The controversy that had earlier surfaced up regarding the use of ‘Bharat’ in place of ‘India’ has reached a notch higher as of now. It is reported , the term ‘Bharat’ replaced ‘India’ on all the invitation letter for the G20 banquet, and now it has also been used on the identity cards of Indian delegates and officials taking part in the G20 Summit. On these identity cards, ‘Bharat Official’ has replaced ‘Indian Official,’ aligning with the change in nomenclature.

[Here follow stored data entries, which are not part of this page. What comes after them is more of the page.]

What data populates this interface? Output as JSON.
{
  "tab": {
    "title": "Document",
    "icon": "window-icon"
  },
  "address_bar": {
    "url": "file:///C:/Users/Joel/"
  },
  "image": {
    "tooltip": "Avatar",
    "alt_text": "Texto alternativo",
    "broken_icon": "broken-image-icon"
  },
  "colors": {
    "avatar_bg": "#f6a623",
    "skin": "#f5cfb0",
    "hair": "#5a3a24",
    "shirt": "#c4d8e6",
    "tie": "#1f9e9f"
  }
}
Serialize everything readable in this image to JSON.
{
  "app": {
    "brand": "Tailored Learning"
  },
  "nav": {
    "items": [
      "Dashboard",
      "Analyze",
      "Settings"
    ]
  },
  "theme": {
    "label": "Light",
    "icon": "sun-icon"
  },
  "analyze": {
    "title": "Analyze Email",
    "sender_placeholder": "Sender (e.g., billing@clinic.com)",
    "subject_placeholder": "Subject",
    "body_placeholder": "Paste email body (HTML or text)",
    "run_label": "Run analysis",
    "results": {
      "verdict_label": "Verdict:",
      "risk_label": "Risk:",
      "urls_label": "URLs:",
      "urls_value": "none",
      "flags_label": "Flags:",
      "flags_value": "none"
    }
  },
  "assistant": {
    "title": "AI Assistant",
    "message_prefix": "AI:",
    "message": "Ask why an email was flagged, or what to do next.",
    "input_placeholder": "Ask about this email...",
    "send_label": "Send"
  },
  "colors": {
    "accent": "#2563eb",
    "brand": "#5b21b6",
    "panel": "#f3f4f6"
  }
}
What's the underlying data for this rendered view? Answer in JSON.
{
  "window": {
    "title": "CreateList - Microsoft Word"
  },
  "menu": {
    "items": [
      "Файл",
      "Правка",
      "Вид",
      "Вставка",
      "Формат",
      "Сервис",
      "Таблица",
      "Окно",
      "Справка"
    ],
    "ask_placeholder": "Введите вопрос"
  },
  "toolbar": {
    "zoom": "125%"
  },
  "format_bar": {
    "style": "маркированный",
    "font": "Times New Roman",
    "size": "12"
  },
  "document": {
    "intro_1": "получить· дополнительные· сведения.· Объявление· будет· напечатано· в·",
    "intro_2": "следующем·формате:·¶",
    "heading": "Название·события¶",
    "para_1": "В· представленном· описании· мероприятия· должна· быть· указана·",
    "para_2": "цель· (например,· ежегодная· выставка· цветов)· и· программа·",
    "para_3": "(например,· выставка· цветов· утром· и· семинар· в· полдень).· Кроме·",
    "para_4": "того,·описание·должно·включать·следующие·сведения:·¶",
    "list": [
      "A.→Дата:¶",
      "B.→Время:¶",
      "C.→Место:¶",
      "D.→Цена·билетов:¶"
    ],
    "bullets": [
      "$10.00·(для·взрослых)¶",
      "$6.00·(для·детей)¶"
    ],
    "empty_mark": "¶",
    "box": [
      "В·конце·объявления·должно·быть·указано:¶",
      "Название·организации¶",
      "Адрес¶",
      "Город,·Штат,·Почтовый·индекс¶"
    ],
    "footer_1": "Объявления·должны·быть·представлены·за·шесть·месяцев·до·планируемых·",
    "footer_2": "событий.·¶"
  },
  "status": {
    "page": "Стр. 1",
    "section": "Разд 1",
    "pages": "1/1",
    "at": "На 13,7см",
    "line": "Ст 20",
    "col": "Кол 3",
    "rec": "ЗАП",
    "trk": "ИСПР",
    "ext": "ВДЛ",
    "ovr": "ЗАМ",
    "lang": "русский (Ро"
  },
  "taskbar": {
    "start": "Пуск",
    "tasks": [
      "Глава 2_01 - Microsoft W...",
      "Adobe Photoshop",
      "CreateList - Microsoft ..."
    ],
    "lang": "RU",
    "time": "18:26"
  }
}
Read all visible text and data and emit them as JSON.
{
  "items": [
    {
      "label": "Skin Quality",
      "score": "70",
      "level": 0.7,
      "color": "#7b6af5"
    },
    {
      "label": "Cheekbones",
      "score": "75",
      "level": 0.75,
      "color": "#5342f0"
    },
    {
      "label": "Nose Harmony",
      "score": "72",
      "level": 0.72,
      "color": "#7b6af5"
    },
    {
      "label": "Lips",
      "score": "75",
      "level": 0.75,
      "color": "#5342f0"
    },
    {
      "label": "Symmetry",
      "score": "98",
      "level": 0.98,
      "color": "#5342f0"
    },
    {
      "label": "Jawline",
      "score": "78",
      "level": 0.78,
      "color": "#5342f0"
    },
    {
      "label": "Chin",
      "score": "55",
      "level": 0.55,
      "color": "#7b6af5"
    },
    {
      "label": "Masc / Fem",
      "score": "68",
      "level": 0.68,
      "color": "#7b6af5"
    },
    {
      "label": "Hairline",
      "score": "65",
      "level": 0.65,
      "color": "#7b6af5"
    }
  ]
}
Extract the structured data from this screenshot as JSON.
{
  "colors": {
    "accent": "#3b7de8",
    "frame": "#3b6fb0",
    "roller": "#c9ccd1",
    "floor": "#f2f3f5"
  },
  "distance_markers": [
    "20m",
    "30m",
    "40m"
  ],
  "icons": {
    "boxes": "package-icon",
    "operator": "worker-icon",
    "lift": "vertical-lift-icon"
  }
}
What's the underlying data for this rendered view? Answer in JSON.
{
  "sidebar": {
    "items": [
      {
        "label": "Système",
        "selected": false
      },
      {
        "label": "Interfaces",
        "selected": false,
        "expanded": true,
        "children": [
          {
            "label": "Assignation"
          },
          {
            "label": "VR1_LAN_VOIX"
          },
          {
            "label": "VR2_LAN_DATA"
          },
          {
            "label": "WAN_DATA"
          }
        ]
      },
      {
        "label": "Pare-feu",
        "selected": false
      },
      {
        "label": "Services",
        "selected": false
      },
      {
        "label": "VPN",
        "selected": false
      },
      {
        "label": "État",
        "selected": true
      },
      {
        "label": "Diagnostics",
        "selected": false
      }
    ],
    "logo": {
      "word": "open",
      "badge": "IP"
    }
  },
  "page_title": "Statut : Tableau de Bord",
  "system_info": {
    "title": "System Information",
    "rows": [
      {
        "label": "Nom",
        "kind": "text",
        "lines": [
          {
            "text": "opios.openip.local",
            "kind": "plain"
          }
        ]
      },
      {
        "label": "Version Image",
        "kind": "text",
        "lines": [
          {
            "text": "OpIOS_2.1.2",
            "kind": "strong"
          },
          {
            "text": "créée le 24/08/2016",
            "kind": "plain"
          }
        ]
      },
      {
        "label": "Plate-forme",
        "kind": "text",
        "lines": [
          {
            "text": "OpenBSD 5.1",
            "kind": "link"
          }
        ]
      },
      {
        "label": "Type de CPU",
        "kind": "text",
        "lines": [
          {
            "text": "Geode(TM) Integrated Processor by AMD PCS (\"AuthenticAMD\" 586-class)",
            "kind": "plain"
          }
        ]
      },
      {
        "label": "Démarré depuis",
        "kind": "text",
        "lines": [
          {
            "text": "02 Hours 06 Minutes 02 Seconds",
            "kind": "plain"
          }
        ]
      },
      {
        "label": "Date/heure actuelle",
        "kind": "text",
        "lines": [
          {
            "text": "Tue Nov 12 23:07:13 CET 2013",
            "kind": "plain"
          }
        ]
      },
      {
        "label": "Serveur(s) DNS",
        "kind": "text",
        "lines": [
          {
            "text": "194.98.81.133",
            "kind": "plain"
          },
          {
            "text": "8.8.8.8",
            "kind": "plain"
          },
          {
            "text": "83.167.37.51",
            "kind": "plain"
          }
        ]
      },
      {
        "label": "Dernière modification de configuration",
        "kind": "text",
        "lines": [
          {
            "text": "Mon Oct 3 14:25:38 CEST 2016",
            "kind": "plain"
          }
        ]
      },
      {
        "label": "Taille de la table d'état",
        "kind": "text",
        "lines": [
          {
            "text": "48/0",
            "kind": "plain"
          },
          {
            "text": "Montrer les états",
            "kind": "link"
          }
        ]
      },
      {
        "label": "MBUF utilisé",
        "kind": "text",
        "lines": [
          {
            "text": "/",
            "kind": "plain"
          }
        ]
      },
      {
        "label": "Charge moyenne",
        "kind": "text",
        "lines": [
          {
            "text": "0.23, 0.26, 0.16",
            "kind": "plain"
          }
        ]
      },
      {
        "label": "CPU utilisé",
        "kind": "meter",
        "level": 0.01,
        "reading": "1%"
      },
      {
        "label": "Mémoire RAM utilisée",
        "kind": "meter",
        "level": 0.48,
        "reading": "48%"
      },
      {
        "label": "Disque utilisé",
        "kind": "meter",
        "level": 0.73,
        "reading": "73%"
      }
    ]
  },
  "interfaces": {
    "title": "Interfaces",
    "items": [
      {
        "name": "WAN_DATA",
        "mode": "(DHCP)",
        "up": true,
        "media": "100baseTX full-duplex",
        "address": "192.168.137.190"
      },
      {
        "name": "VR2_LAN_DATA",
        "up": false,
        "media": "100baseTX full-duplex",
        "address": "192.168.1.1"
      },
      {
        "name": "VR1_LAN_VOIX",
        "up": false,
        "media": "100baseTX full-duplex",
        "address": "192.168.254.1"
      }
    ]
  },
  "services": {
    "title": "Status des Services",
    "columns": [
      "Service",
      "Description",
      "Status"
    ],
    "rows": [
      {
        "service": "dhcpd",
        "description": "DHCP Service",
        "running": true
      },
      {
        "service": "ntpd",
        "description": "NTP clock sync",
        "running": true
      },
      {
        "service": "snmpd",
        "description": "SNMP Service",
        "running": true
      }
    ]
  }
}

As of now, the term ‘India’ is found to be still constantly used in the G20 booklet issued to foreign representatives. This 40-page booklet, distributed at the summit, employs the previous ‘India’ designation. The topic surged up again and gained prominence after an invitation letter for the G20 event was seen last Tuesday, where the title ‘President of India’ was surprisingly replaced with ‘President of Bharat.’ This sudden shift led to a heated discussion, with Congress leader Jairam Ramesh highlighting the alteration. He also informed that the customary ‘President of India’ had been replaced with ‘President of Bharat,’ effectively removing the term ‘India’ from the official title.Meanwhile, as these discussions continue, Prime Minister Narendra Modi’s impending visit to Indonesia has become part of the talk worldwide. A note shared recently on social media by a revered BJP spokesperson, Sambit Patra indicated the visit maintains the traditional ‘The Prime Minister of India’ designation.



The change from ‘India’ to ‘Bharat’ in the official documents remains a topic for debates pointing out the sheer significance of this linguistic shift and its repercussions on the country’s identity. Now it remains to be seen how this new change in the names may shape all the future discussions in the political arena and also among the people of India.